Gaslighting is a form of manipulation and abuse that usually occurs in romantic relationships, where one half of the couple mistreats the other. A term coined by psychologists to describe a specific type of abuse, it was inspired by the 1938 play of the same name from director Patrick Hamilton. Several years later, in 1944, the play would be turned into the movie Gaslight, by director George Cukor, starring Charles Boyer and Ingrid Bergman, who won an Oscar for the role.
The strategy is mainly based on deception, manipulation and the distortion of reality, and is designed to trigger multiple fears, insecurities and even loss of judgment in the victim.
According to the American Psychological Association, the term, “once referred to manipulation so extreme as to induce mental illness or to justify commitment of the gaslighted person to a psychiatric institution, but is now used more generally. This psychological abuse does not occur only in couples, but can be perpetrated among friends, co-workers and even within the family itself.”
According to Raquel Tomé López, psychotherapist and neuropsychologist: “Through gaslighting, the aggressor tries to provoke doubts and uncertainty, which is very damaging to the victim, who starts to doubt reality, leading to anxiety, depression, low self-esteem, disorientation, suicidal thoughts and an exaggerated fear of danger. And, of course, it can happen within the family.”
So how can we spot gaslighting? What types of this abuse exist in families, and what is the impact on children?
“That didn’t happen;” “You’re not hungry, just tired;” “You shouldn’t feel that way;” are just some of the more subtle, and often more damaging, expressions of it. “Gaslighting involves playing on power relationships, so in a household it’s likely to occur between a father and son, or between an older and younger sibling or a mother and daughter, for example,” says Robin Stern, associate director of the Yale Center for Emotional Intelligence and author of The Gaslight Effect: How to Spot and Survive the Hidden Manipulation Others Use to Control Your Life.
The American Sociological Association, in its study The Sociology of Gaslighting, lists the different ways parents can manipulate their children, which they describe as: “a type of psychological abuse aimed at making victims seem or feel ‘crazy,’ creating a ‘surreal’ interpersonal environment.” As explained in the study, gaslighting should be understood as a social problem, a gender problem and extends to other inequal relationships. The context is usually an intimate relationship, involving the abuse of power between different family members.
According to their report, there are four types of gaslighting:
1. The double-bind family: no matter what the child does or says, the parent does not like it. They may say they understand their child, but use a critical and insulting tone, or they may say they love the child while their body language is expressing the opposite. If the child feels loved and rejected at the same time, confusion and frustration set in.
2. The unpredictable and unstable family. One day, the parent lets their child go to a friend’s house, but the next day they scold them for asking. This often happens with parents who are either addicts, alcoholics or suffer from mental illness. The rules vary and the consequences don’t make sense, as they invalidate reality. Instead of providing emotional support, the parent forces the child to live in permanent frustration.

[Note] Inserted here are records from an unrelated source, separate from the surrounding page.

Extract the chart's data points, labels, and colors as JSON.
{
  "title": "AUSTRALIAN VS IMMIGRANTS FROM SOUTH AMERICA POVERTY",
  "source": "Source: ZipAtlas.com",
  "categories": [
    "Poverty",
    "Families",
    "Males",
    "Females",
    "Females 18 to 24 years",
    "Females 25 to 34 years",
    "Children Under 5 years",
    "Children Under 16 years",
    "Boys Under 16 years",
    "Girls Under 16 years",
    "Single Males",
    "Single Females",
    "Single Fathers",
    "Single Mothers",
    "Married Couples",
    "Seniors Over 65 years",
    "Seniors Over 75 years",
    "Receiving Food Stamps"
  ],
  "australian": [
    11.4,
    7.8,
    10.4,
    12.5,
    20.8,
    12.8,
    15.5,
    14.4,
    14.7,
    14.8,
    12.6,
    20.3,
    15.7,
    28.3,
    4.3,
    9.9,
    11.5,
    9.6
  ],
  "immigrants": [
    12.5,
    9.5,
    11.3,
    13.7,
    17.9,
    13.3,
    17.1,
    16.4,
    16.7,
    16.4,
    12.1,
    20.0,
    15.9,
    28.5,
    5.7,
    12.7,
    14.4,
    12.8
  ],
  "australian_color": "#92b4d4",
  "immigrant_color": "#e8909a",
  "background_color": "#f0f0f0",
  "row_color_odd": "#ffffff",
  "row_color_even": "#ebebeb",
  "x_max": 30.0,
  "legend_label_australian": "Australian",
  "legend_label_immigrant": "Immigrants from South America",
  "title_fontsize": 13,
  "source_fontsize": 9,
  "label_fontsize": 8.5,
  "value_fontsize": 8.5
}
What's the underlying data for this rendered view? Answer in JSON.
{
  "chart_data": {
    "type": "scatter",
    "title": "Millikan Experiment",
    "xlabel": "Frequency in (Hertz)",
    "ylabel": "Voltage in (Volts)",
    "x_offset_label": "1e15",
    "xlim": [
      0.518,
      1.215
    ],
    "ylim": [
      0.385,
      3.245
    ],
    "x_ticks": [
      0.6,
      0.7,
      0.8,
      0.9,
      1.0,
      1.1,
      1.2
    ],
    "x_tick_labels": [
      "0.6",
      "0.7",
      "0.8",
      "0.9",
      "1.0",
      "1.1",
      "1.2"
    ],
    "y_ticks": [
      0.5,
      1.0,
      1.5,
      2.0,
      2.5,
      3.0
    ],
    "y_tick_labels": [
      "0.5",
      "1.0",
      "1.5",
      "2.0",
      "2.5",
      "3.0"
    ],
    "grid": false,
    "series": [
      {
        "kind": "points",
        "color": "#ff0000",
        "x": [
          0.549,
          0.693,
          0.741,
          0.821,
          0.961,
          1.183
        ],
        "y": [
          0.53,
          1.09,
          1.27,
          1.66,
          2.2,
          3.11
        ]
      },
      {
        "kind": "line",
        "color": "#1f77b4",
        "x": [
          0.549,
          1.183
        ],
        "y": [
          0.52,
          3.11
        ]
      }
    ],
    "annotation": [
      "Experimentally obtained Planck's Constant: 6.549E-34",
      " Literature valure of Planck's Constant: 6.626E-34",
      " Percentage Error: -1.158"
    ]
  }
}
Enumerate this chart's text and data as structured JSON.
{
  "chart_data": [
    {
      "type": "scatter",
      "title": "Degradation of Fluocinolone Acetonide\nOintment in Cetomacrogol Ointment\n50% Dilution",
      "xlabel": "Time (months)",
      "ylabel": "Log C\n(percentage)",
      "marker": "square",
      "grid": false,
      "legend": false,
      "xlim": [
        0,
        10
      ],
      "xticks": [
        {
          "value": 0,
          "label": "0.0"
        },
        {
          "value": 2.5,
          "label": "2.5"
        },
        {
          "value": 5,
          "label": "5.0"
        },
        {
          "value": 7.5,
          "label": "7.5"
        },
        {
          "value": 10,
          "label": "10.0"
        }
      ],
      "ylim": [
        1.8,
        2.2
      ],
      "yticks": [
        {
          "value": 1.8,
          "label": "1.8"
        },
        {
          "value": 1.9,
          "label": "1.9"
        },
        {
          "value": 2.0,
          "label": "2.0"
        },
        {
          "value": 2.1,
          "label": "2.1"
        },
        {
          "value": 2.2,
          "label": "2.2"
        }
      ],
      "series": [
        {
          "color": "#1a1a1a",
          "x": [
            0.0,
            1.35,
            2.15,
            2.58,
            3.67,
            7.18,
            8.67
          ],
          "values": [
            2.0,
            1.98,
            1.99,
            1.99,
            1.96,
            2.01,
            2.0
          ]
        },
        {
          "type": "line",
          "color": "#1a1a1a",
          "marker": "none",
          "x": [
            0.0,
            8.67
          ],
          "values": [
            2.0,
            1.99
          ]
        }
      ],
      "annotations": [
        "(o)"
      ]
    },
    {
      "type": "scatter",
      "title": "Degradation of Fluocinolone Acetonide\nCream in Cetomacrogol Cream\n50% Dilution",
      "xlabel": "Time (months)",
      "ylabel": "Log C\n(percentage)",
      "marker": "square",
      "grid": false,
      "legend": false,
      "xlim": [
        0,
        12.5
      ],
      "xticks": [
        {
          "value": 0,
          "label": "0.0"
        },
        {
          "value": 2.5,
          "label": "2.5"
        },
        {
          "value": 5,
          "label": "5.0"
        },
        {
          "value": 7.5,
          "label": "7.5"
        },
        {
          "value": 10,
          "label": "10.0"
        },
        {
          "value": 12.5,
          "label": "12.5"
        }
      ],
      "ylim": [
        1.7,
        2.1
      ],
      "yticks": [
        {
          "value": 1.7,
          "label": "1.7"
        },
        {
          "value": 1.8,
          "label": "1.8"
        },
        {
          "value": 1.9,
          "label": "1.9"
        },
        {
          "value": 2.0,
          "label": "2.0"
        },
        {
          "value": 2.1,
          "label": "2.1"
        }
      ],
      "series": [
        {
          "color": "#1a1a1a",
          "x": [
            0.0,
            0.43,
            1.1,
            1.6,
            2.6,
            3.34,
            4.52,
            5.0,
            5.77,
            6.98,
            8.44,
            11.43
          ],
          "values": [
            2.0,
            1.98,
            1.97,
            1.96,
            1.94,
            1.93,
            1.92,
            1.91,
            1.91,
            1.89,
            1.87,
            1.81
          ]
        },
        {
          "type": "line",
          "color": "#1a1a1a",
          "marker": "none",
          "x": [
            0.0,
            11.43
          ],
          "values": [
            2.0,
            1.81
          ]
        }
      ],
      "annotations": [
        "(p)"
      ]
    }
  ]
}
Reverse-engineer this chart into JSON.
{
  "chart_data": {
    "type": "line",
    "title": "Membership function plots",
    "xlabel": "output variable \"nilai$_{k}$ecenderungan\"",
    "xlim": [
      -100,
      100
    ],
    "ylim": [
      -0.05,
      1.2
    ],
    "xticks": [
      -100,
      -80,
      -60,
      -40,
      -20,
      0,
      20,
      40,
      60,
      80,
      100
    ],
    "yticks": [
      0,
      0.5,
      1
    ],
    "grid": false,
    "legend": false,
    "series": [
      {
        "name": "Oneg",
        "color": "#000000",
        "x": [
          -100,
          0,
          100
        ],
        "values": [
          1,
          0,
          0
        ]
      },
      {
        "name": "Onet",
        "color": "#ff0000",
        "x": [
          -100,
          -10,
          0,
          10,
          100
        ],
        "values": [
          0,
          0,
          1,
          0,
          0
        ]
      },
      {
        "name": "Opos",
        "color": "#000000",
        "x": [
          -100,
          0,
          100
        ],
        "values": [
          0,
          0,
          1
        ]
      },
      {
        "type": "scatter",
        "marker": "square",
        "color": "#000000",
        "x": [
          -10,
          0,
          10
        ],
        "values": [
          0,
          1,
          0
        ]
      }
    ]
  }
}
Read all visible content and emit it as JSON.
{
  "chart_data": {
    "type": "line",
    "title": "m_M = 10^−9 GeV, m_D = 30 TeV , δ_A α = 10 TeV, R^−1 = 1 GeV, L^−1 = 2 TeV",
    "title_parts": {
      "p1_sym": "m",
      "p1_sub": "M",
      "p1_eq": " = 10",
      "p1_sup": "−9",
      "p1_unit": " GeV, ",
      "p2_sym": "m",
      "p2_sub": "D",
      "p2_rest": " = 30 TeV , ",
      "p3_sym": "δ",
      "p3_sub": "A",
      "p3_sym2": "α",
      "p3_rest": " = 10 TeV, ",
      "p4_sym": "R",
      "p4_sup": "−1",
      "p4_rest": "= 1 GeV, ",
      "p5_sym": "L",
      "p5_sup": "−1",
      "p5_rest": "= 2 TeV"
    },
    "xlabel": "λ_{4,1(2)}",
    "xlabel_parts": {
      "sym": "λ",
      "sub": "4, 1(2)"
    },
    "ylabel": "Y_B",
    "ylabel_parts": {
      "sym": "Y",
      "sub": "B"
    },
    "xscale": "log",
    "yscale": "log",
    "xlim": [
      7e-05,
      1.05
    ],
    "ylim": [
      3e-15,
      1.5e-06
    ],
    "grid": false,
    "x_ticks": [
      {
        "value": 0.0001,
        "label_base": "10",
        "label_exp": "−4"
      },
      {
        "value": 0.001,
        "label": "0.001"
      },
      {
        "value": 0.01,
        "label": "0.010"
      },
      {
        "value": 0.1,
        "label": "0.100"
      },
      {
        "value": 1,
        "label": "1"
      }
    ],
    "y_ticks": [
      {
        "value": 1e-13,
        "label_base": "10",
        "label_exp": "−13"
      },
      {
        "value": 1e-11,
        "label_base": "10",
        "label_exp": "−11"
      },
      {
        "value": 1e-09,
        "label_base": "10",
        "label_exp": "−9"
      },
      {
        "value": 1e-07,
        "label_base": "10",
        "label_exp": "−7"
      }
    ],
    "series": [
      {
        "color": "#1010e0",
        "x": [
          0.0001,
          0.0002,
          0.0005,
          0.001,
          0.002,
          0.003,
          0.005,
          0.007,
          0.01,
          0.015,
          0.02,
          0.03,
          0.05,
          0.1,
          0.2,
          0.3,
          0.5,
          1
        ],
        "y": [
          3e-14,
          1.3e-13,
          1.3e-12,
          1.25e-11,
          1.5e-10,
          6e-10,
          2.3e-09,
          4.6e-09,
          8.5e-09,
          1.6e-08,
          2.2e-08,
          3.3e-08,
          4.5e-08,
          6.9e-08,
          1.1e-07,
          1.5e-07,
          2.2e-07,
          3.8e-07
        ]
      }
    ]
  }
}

3. The picture-perfect family. This type of home allows no room for mistakes, negative emotions or weakness. The only image presented to the world is one of perfection, and anything suggesting vulnerability is hidden. These parents place a premium on achievement and strive to be admired and envied by others. Consequently, they become overly controlling with their children, exercising a type of authoritarianism and demanding obedience. In this sense, “the parent controls what their child can like, value and believe in, thereby creating an indecisive child who wrestles to understand their own feelings, opinions, desires and needs,” explains psychotherapist and neuropsychologist Raquel Tomé.
4. The emotionally neglectful family. This is the most subtle form of gaslighting within a family. In fact, it is so subtle that it is difficult for many victims to know whether it’s actually happening. It involves parents disregarding their children’s feelings and emotions. When a child cries or screams, the parents ignore them or tell them their reaction is disproportionate, which totally invalidates the child. As Tomé explains, emotions are the deepest and most personal biological expression of who you are, so when your parents treat your feelings as invisible, irrelevant or meaningless, you naturally feel that your inner self is being erased or reversed: “When they don’t recognize or respond to your emotions, you are prepared to doubt and ignore your deepest self,” she says. “The problem is that the first thing a manipulator does is to objectify the person. They consider the other to be an object to get rid of if they fail to serve their interests.”